Of course, comments like that make it seem like the accountants are to blame. In another sense they laud the fact that, under Thompson, the accountants have told it like it is – equipment goes missing in war.
Besides, losing them is not an issue for internal audit – it’s an issue for the soldiers on the ground. The remarks don’t take account of the fact that MoD systems do not account for items in transit – which is clearly a system failure, though.
The more difficult problem for Thompson is over pay. The errors are significant and they will bring attention to the finance department and its efforts to ensure systems do not allow such mistakes. Not least because they contributed to the department having its accounts qualified for the third year in a row.
What happens next?
Thompson, who took over at the MoD in January last year, will have to dig in and see if he can work things out. He has received some praise for his work. Sir Bill Jeffrey, permanent secretary and nominally the accounting officer at the MoD, told MPs in November that there was “a lot of effort” from the FD focused on trying to iron out the problems.
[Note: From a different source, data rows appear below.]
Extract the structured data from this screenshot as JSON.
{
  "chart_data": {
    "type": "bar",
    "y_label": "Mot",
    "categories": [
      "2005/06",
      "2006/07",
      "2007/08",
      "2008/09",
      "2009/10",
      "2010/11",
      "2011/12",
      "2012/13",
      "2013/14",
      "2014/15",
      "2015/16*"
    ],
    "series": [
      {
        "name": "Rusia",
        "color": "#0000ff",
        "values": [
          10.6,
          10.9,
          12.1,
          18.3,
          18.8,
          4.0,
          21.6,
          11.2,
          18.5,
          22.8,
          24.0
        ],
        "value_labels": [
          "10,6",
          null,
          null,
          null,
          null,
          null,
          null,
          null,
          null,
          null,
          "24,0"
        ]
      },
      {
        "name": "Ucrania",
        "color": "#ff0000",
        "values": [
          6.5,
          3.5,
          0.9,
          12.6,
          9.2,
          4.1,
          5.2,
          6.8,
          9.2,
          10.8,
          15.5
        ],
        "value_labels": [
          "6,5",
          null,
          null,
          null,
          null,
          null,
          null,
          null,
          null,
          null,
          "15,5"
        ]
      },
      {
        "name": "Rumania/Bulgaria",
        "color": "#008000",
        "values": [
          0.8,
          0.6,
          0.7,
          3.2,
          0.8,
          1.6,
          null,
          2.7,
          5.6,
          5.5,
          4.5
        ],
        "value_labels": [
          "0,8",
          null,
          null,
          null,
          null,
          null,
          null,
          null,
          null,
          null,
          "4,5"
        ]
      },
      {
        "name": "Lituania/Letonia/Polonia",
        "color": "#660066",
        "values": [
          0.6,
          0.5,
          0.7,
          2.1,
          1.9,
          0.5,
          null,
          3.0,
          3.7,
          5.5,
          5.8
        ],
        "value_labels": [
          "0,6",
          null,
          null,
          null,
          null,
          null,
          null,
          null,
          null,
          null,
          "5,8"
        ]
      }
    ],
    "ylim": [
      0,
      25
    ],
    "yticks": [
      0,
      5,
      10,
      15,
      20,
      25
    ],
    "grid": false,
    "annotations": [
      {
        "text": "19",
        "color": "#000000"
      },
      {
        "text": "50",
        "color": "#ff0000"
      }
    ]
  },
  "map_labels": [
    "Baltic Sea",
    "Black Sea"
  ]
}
Thompson comes to the MoD not without controversy himself. He was FD of the Department for Schools and Families and is still head of the government accounting profession. Some civil servants saw that as spreading himself too thinly.
But Thompson (diagnosed with with synaesthesia as a child – the condition which means his senses mingle so that he also understands numbers as colours) also has an advantage.
The accounts under scrutiny closed in March last year, only shortly after he joined. Thompson’s big test is the next set 2009/10. It’s in those that he will want to make his mark and improve the department’s accounting.
It being the Defence Department means accounting for all its equipment will always be somewhat flawed. After all, bullets and missiles are fired, kit lost in the heat of battle. Thompson’s challenge is to ensure the inaccuracies are not material. In peacetime that would be difficult. When a country’s at war? Well, maybe he’ll have to start dropping auditors into warzones if the MPs are to be appeased.